Selon la Fnars, en moyenne, 205 demandes d'hébergement de personnes en famille ne sont pas satisfaites chaque jour à Paris, auxquelles s'ajoutent - toujours en moyenne - 158 demandes provenant de personnes isolées. A Bordeaux, sur 170 personnes qui appellent chaque jour le 115, 132 resteraient sans réponse faute de places. A Lyon, en moyenne quotidienne, 330 personnes n'obtiennent pas de réponse à leur demande, en l'absence de places disponibles. 
A Toulouse, 250 personnes sont obligées de dormir à la rue chaque soir, auxquelles s'ajoutent plus de 400 personnes installées dans des abris précaires et menacées d'expulsion. A Nantes, sur les 150 personnes qui appellent le 115 chaque jour, 115 restent sans réponse...
Face à cette situation, la Fnars réitère sa demande - comme les autres acteurs associatifs du secteur - de mettre un terme à "la gestion au thermomètre de l'hébergement, afin de trouver des solutions pérennes toute l'année pour les personnes sans abri". Ceci suppose "de mettre fin au recours systématique à l'hébergement d'urgence comme solution à la précarité".
La fédération reproche au gouvernement d'opter à nouveau cette année pour des "solutions temporaires et inadaptées avec l'ouverture de gymnases et des recours massifs à l'hôtel en période de froid", mesures qui seront suivies, comme chaque année, de remise à la rue des personnes dès la fin de la trêve hivernale (le 31 mars depuis la loi Alur du 27 mars 2014).

Une course de vitesse

La Fnars demande donc au gouvernement "le vote d'une loi de programmation de logements très sociaux et d'hébergements pérennes, permettant d'accompagner les personnes toute l'année vers le logement autonome et l'insertion".

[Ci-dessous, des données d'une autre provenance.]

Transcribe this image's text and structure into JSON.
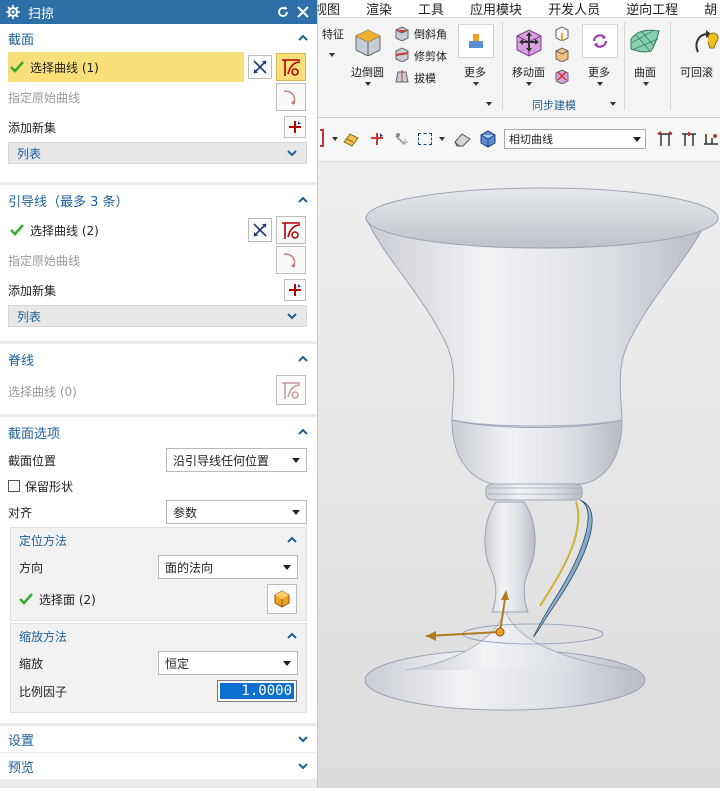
{
  "dialog": {
    "title": "扫掠",
    "section_profile": {
      "header": "截面",
      "select_curve": "选择曲线 (1)",
      "specify_origin": "指定原始曲线",
      "add_new_set": "添加新集",
      "list": "列表"
    },
    "section_guide": {
      "header": "引导线（最多 3 条）",
      "select_curve": "选择曲线 (2)",
      "specify_origin": "指定原始曲线",
      "add_new_set": "添加新集",
      "list": "列表"
    },
    "section_spine": {
      "header": "脊线",
      "select_curve": "选择曲线 (0)"
    },
    "section_options": {
      "header": "截面选项",
      "position_label": "截面位置",
      "position_value": "沿引导线任何位置",
      "keep_shape_label": "保留形状",
      "align_label": "对齐",
      "align_value": "参数",
      "orientation": {
        "header": "定位方法",
        "direction_label": "方向",
        "direction_value": "面的法向",
        "select_face": "选择面 (2)"
      },
      "scaling": {
        "header": "缩放方法",
        "scale_label": "缩放",
        "scale_value": "恒定",
        "factor_label": "比例因子",
        "factor_value": "1.0000"
      }
    },
    "settings": "设置",
    "preview": "预览"
  },
  "ribbon": {
    "menus": [
      "视图",
      "渲染",
      "工具",
      "应用模块",
      "开发人员",
      "逆向工程",
      "胡"
    ],
    "feature_label": "特征",
    "edge_blend": "边倒圆",
    "chamfer": "倒斜角",
    "trim_body": "修剪体",
    "draft": "拔模",
    "more1": "更多",
    "move_face": "移动面",
    "more2": "更多",
    "surface": "曲面",
    "undo_list": "可回滚",
    "sync_group": "同步建模"
  },
  "toolbar": {
    "curve_rule": "相切曲线"
  },
  "colors": {
    "title_bar": "#2e6fa7",
    "section_header": "#1f5f9b",
    "highlight": "#f9df7a",
    "check": "#3aa832",
    "selection": "#0b6fd0"
  }
}
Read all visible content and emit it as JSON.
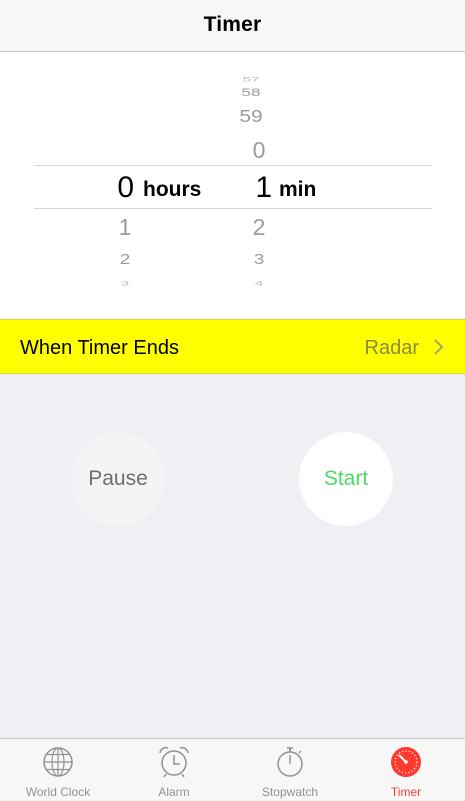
{
  "navbar": {
    "title": "Timer"
  },
  "picker": {
    "hours": {
      "selected": "0",
      "unit": "hours",
      "below": [
        "1",
        "2",
        "3"
      ]
    },
    "minutes": {
      "above": [
        "57",
        "58",
        "59",
        "0"
      ],
      "selected": "1",
      "unit": "min",
      "below": [
        "2",
        "3",
        "4"
      ]
    }
  },
  "timer_ends": {
    "label": "When Timer Ends",
    "value": "Radar"
  },
  "buttons": {
    "pause": "Pause",
    "start": "Start"
  },
  "tabs": [
    {
      "label": "World Clock",
      "icon": "globe-icon",
      "active": false
    },
    {
      "label": "Alarm",
      "icon": "alarm-clock-icon",
      "active": false
    },
    {
      "label": "Stopwatch",
      "icon": "stopwatch-icon",
      "active": false
    },
    {
      "label": "Timer",
      "icon": "timer-icon",
      "active": true
    }
  ],
  "colors": {
    "highlight": "#ffff00",
    "start_green": "#4cd964",
    "active_tab": "#ff3b30",
    "inactive_tab": "#929292"
  }
}
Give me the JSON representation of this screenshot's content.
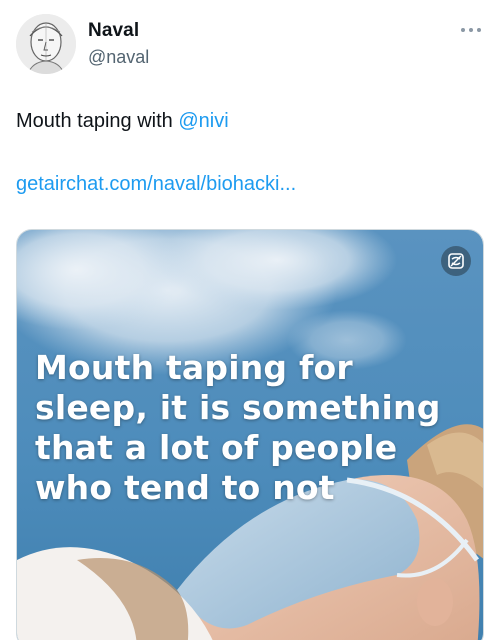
{
  "author": {
    "name": "Naval",
    "handle": "@naval",
    "avatar_icon": "avatar-sketch"
  },
  "more_icon": "more-horizontal-icon",
  "tweet": {
    "text_before": "Mouth taping with ",
    "mention": "@nivi",
    "link": "getairchat.com/naval/biohacki..."
  },
  "media": {
    "caption_lines": [
      "Mouth taping for",
      "sleep, it is something",
      "that a lot of people",
      "who tend to not"
    ],
    "badge_icon": "airchat-badge-icon"
  },
  "colors": {
    "accent": "#1d9bf0",
    "text": "#0f1419",
    "secondary": "#536471"
  }
}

Au début du mois d'octobre, une trentaine d'associations avaient déjà manifesté sur le même sujet devant l'Assemblée nationale, afin de dénoncer le projet de loi de finances pour 2015 - marqué selon elles par un "abandon du gouvernement" - et "lancer une alerte au gouvernement et aux parlementaires". Mais l'intervention de la Fnars revêt un poids particulier, compte tenu de l'importance et du rôle du réseau qu'elle représente.
Sur le fond, la situation actuelle résulte de la course de vitesse - déséquilibrée, sinon perdue d'avance - entre un gouvernement favorable à l'arrêt de la gestion au thermomètre et qui souhaite diminuer les places d'hébergement au profit de solutions pérennes (voir notre article ci-contre du 23 juin 2014) et une réalité sociale qui voit se multiplier les situations de précarité.